On constate donc un malentendu entre l’attente du maître qui demande d’« apprendre une leçon » et la compréhension de l’élève. En effet, cette notion d’« apprendre une leçon » est vaste et regroupe de nombreuses notions. Cela peut être d’apprendre par cœur, ou au contraire de s’approprier un savoir pour pouvoir l’utiliser dans d’autres situations, voire encore de comprendre une notion vue en classe et de savoir la redire avec ses propres mots. Souvent, il s’agit d’un mélange de ces exigences, qui ne sont pour ainsi dire jamais balisées par les professeurs.
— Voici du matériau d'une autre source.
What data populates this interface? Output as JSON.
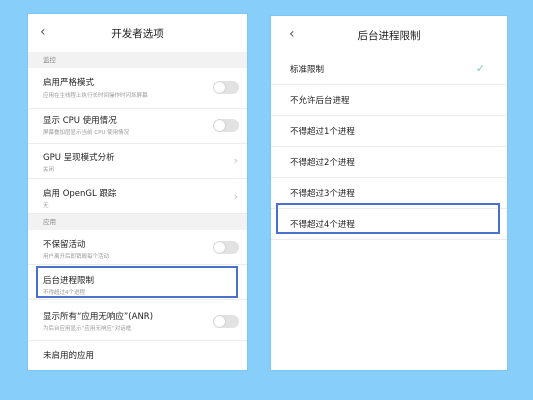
{
  "left": {
    "title": "开发者选项",
    "sections": [
      {
        "header": "监控",
        "rows": [
          {
            "label": "启用严格模式",
            "sub": "应用在主线程上执行长时间操作时闪烁屏幕",
            "control": "toggle",
            "on": false
          },
          {
            "label": "显示 CPU 使用情况",
            "sub": "屏幕叠加层显示当前 CPU 使用情况",
            "control": "toggle",
            "on": false
          },
          {
            "label": "GPU 呈现模式分析",
            "sub": "关闭",
            "control": "chevron"
          },
          {
            "label": "启用 OpenGL 跟踪",
            "sub": "无",
            "control": "chevron"
          }
        ]
      },
      {
        "header": "应用",
        "rows": [
          {
            "label": "不保留活动",
            "sub": "用户离开后即销毁每个活动",
            "control": "toggle",
            "on": false
          },
          {
            "label": "后台进程限制",
            "sub": "不得超过4个进程",
            "control": "none",
            "highlighted": true
          },
          {
            "label": "显示所有“应用无响应”(ANR)",
            "sub": "为后台应用显示“应用无响应”对话框",
            "control": "toggle",
            "on": false
          },
          {
            "label": "未启用的应用",
            "sub": "",
            "control": "none"
          }
        ]
      }
    ]
  },
  "right": {
    "title": "后台进程限制",
    "options": [
      {
        "label": "标准限制",
        "selected": true
      },
      {
        "label": "不允许后台进程",
        "selected": false
      },
      {
        "label": "不得超过1个进程",
        "selected": false
      },
      {
        "label": "不得超过2个进程",
        "selected": false
      },
      {
        "label": "不得超过3个进程",
        "selected": false
      },
      {
        "label": "不得超过4个进程",
        "selected": false,
        "highlighted": true
      }
    ]
  },
  "colors": {
    "background": "#87cefa",
    "highlight": "#4a72c8",
    "check": "#7dc9b0"
  },
  "icons": {
    "back": "chevron-left-icon",
    "forward": "chevron-right-icon",
    "selected": "checkmark-icon"
  }
}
Tout cela fait que les élèves comprennent mal les enjeux de leurs devoirs qui, la plupart du temps ne font pas sens avec ce qui a été fait en classe. Les cours consistent à transmettre des notions que l’enseignant assied avec des exercices, faisant constamment des aller-retour entre ces deux aspects de l’apprentissage. Alors qu’en général, à la maison, les élèves se contentent d’atteindre la tâche demandée sans se rendre compte qu’une notion y est liée et donc, sans l’assimiler. 

Les devoirs cachent un véritable paradoxe. Afin de ne pas surcharger les parents par des travaux trop compliqués à faire à la maison, les professeurs ont tendance à proposer des devoirs suffisamment simples pour que l’enfant puisse les faire seul. De ce fait, les tâches exigées sont principalement de la mémorisation et de la répétition. Ces activités sont peu mobilisatrices et peu efficaces en termes d’apprentissages, mais ne demandent ni réflexion, ni aide extérieure. Ce travail n’est pas mobilisateur et encore moins efficace. Les exercices proposés sont « uniformes, répétitifs et monotones », disait déjà Prost en 1983. Et il ajoutait « Sous l’influence d’idéologies technicistes qui réduisent l’apprentissage intellectuel à un processus linéaire de transmission de connaissances, suivi d’exercices d’application, nous sommes en train d’appauvrir les études »[2].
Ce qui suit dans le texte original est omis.